Afet yönetiminin çok farklı süreçlerinin bulunduğunu aktaran Soylu, bunlara ait her bir başlıkta mülki idare amirlerinden beklentilerinin bulunduğunu söyledi.
Soylu, hasar tespit raporlarının, eksiksiz ve hızlı şekilde AFAD’a iletilmesi, illerde artan veya atıl durumda olan konutlarla ilgili çalışmaların hızlandırılması, afet konutlarının yapım süreçlerinin takip edilerek mümkün olan en kısa sürede tüm işlerin tamamlanması gibi konuların önemli olduğunu kaydetti.
Soylu, sözlerini şöyle sürdürdü:
“Vatandaşı yormayacağız. Vatandaşı sürekli devlet daireleriyle muhatap etmeyeceğiz. Vatandaş bizim peşimizden koşmayacak. Biz, meselemizi tamamlamak için vatandaşın peşinden koşacağız. Depremi, yangını, seli, bir afeti yaşayan insanı, ‘Siz işinizin peşinde koşun, gelin gidin.’ gibi bir durumla karşı karşıya bırakırsak biz haksızlık etmiş oluruz, onun nasıl bir durumla karşı karşıya kaldığını anlamamış, bilmemiş ve içselleştirmemiş oluruz. Tüm süreçleri takip etmek bizim sorumluluğumuzdur, vatandaşın değil. Vatandaş, sahada bize bir eksiklik söylüyorsa inanın ben yerin dibine giriyorum.”
Bakan Soylu, mülki idare amirlerinden, ilgili tüm verilerin sisteme sağlıklı şekilde girildiğini takip etmesini isteyerek, “İldeki her olayın, merkeze hızlı şekilde bildirilmesini istiyoruz. ‘Önce kendi imkanlarımızla çözelim, yetmezse merkeze haber veririz.’ yaklaşımı, maliyeti sonradan karşılanamayacak sonuçlara ulaşabilir, tehlikeli olabilir, zaman kaybına yol açabilir. Hem müdahale imkanlarını hem de kamuoyu bilgilendirmesini koordine etmek için olayın olduğu ilk andan itibaren merkezle iletişim kurmamız lazım. Afet müdahalesinde TAMP’tan kesinlikle şaşmayın.” şeklinde konuştu.
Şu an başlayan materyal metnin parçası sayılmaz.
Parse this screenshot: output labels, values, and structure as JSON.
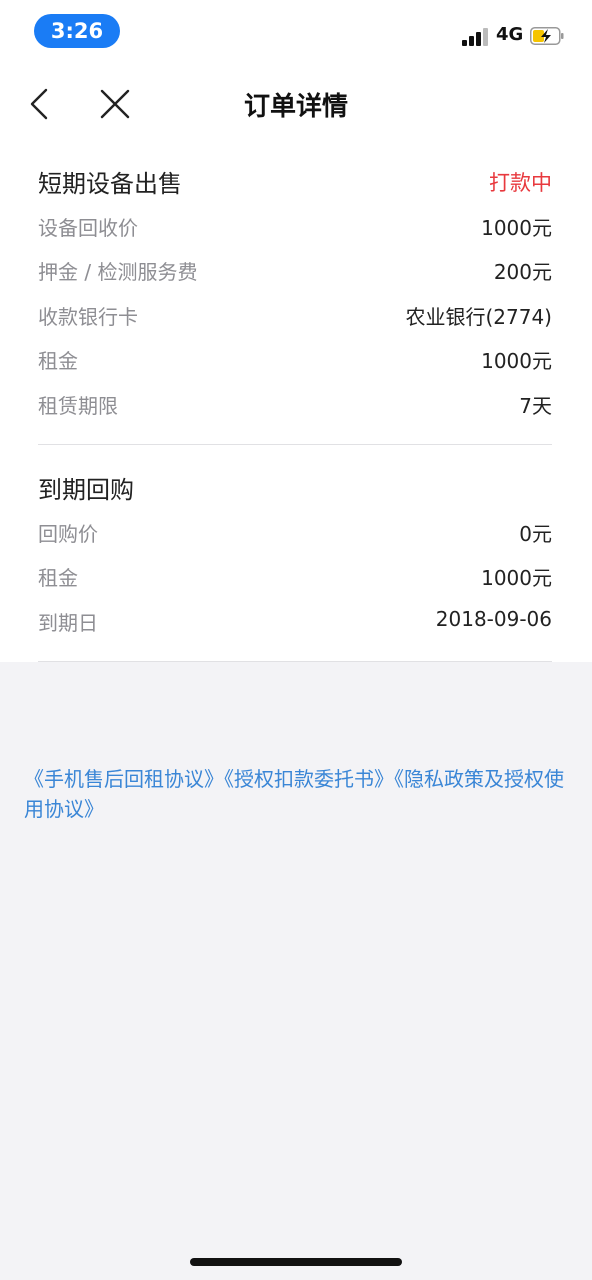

“Meteorolojik uyarılarla ilgili ciddi bir duyarlılığının olması, beklentilerimiz arasındadır.” diyen Soylu, “Lütfen en küçük uyarıyı dikkate alalım, gerekirse ilgili kurumlardan detay isteyelim ve burada da sadece evrak üzerinden değil, birebir iletişime ağırlık verelim.” dedi.
İl Afet Risk Azaltma Planlarının en önemli rehberlerinden olduğunu dile getiren Soylu, “İl Afet Risk Azaltma Planında görev verilen kurum ve kuruluşların planda yer alan eylemleri uygulamasına yönelik desteğin verilmesi, İRAP İzleme ve Değerlendirme Sistemi’nin kullanılması çok önemli. En kısa sürede valilerimiz başkanlığında İRAP tanıtım toplantıları düzenlenmelidir ve paydaş kurumlarımızın hızlıca sürece dahil edilmesi gerekmektedir. Bu konuda da tüm vali ve kaymakamlarımızın hassasiyetlerini rica ediyorum.” ifadelerini kullandı.
Soylu, yüksek bir afet riskine karşı ciddi hazırlıklarının bulunduğunu belirterek, şunları kaydetti:
“Hazırlığımızın sonuç vermesi için anahtar sizlerin gayretidir. Dünyanın en iyi arabasına sahip olsanız dahi, kontağı çeviremezseniz, hiçbir yere gidemezsiniz. Türkiye şu anda afet yönetiminde iyi bir seviyededir, iyi bir kapasite oluşturmuştur ve sahada başarılı işler yapmaktadır. Önümüzdeki afetsellik, bizi sürekli daha iyisini yapmaya zorlamaktadır. Bunun için bu ülkedeki her vatandaşımızın gayreti, bilgisi, dikkati önemlidir. Ama özellikle yönetici konumundaki arkadaşlarımızın katkısı, hayati derecede önemlidir.”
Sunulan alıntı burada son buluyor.